The Schwartzes mentioned living near Holy Cross in the Legion Oaks subdivision – bounded by Mirabeau, Prentiss, Paris and Cartier avenues in the Filmore neighborhood –  developed in the early 1950s by the American Legion Oaks Post 333 for military men. They fondly remember lively Post events such as Christmas parties and dances.

With the declining health of the Legion’s most stalwart members – Schwartz, the post’s adjutant, and Fred Favaloro, the financial officer – they decided to retire the post.

Powell said she enlisted the help of American Legion First District Commander Richard Bell and used an old roster Schwartz had to collect national dues to find 17 living members of Legion Oaks Post 333. They were contacted either by phone or in person to determine how to use the remaining $57,000 in the post’s bank account.

Surviving post members were made American Legion members for life, and $25,000 was donated to Holy Cross, whose president Charles DiGange turned into an endowed scholarship.

Powell said post members were inspired from a speech a post commander once made saying education means more than anything money can buy and wanted to “enhance the education and install good Christian values and the spirit of patriotism to our young people and to perpetuate the legacy of the post in all future years of Holy Cross.”

“We trusted Holy Cross to do it the right way, and they have,” Powell said of the endowed scholarship.

The remainder of the money has sponsored a tent at a Louisiana Veterans Festival at Harbor Center in Slidell; provided seed money for a fountain that the Knights of Columbus are erecting to beautify the new Southeast Louisiana Veterans Cemetery in Slidell and gone to Ozanam Inn to help the homeless. The money also has been used by the Ladies of Liberty to send care boxes overseas to active military; by Habitat for Humanity to build houses; by Elks Lodge 2321 to feed seniors; and by VFW Post 8290, among other causes.

It also helped fund a reunion in 2015, celebrating the post’s 65 years in existence, at St. John of the Cross Catholic Church in Lacombe where the Schwartzes and Powell are parishioners.

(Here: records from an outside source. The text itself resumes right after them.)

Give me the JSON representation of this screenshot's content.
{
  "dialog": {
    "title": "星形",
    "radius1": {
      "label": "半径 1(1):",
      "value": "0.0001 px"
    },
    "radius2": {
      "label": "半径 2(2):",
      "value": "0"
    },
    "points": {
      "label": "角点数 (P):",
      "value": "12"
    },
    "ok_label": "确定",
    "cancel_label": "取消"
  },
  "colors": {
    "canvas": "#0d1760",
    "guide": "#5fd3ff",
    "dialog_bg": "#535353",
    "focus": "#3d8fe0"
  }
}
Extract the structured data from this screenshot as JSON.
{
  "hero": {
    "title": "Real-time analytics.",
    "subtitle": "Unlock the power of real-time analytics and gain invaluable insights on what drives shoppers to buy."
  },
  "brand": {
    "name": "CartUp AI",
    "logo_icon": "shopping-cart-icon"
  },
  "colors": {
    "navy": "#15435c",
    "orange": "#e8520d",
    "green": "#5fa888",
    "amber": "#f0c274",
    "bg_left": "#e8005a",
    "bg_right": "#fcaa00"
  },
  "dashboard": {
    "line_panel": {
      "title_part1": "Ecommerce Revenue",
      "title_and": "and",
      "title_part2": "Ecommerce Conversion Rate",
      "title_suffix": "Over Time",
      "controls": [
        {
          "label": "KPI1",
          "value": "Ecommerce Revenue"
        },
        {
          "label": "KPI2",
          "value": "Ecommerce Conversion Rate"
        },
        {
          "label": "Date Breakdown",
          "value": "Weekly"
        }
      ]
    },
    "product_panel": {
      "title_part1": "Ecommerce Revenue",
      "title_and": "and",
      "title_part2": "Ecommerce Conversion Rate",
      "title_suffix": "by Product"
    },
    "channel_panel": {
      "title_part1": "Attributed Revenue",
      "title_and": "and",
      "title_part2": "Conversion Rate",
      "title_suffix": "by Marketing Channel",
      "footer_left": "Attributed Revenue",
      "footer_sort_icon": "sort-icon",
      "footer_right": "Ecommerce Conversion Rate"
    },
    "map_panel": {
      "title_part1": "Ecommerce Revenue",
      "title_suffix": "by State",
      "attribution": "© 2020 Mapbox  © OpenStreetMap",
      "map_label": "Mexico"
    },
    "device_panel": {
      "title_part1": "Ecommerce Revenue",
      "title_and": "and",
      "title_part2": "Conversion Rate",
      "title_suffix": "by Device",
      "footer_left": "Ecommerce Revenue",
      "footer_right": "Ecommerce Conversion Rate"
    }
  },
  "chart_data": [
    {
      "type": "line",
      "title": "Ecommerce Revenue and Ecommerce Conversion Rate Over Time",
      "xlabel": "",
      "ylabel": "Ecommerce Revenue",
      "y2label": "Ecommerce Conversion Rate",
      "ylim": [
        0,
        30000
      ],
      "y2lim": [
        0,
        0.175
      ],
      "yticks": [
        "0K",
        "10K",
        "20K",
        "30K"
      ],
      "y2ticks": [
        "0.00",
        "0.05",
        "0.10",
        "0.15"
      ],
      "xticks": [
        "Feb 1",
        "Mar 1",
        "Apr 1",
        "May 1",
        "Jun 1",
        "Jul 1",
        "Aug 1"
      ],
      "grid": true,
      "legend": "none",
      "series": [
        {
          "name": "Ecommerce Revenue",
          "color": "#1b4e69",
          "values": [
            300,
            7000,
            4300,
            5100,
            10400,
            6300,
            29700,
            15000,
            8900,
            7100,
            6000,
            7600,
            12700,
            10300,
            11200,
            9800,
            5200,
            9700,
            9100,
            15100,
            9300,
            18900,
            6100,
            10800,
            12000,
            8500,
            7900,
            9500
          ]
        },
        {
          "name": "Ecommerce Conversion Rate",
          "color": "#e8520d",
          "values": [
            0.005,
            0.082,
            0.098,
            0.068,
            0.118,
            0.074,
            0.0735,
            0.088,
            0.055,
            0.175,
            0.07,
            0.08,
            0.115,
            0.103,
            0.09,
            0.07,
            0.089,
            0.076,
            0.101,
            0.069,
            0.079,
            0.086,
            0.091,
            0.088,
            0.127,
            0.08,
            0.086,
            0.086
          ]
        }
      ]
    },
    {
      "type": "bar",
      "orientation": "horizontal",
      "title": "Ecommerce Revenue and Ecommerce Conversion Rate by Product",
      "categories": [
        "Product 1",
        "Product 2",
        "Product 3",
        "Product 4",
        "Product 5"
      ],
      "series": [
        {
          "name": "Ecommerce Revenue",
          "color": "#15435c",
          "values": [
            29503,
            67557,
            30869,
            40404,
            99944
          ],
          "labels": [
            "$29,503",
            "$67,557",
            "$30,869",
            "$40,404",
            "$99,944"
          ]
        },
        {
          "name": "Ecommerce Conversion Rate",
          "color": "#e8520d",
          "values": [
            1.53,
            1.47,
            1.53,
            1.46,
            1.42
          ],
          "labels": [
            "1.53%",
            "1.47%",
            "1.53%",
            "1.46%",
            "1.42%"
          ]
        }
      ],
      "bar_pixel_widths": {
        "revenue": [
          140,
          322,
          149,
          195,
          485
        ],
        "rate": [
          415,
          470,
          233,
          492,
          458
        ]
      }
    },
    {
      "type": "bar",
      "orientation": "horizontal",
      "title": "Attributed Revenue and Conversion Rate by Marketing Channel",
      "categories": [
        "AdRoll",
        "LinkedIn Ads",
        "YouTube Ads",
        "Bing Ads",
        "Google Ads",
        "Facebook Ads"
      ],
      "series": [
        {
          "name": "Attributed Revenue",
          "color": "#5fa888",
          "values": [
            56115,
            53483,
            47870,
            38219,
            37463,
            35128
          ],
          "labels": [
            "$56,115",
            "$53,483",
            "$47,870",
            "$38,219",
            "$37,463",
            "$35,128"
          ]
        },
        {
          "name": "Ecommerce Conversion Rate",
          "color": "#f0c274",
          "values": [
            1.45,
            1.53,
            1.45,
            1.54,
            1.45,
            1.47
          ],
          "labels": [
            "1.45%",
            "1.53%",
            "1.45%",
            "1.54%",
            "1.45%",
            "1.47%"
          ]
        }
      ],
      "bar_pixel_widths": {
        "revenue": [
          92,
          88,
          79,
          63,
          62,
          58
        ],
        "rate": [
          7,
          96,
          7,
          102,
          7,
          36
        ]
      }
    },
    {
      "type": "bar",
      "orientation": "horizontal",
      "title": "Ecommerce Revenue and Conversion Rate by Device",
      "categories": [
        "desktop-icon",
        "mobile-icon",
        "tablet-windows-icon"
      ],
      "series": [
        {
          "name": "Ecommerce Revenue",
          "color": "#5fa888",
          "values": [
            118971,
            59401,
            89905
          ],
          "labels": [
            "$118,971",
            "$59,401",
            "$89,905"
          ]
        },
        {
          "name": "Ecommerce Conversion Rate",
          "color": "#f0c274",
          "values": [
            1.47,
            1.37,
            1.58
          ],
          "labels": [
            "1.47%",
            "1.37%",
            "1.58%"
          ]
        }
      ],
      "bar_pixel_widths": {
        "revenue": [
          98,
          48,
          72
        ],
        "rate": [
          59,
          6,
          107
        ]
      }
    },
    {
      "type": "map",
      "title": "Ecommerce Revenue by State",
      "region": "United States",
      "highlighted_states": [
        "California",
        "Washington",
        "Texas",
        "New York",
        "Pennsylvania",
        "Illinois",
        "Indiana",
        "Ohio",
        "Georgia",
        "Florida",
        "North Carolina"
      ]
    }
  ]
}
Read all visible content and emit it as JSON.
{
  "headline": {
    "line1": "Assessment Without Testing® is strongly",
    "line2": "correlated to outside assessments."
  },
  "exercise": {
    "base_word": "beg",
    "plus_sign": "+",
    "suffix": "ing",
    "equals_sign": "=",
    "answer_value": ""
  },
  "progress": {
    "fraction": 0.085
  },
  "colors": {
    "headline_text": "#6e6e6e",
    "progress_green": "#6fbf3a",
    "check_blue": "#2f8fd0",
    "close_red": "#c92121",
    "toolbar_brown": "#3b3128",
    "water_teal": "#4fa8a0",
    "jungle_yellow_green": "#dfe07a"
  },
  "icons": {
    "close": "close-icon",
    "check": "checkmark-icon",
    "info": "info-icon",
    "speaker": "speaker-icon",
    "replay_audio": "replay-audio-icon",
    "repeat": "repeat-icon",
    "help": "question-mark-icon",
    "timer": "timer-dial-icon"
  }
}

It was the last time members gathered as a group. They were honored for their dedication.

“Father Gil Martin and all of the parishioners gave the eight members and families in attendance a standing ovation,” Powell said.

Powell and the Schwartzes feel gratified to be able to keep the post’s legacy remembered throughout the New Orleans area.

“The money has gone so far and wide,” Powell said.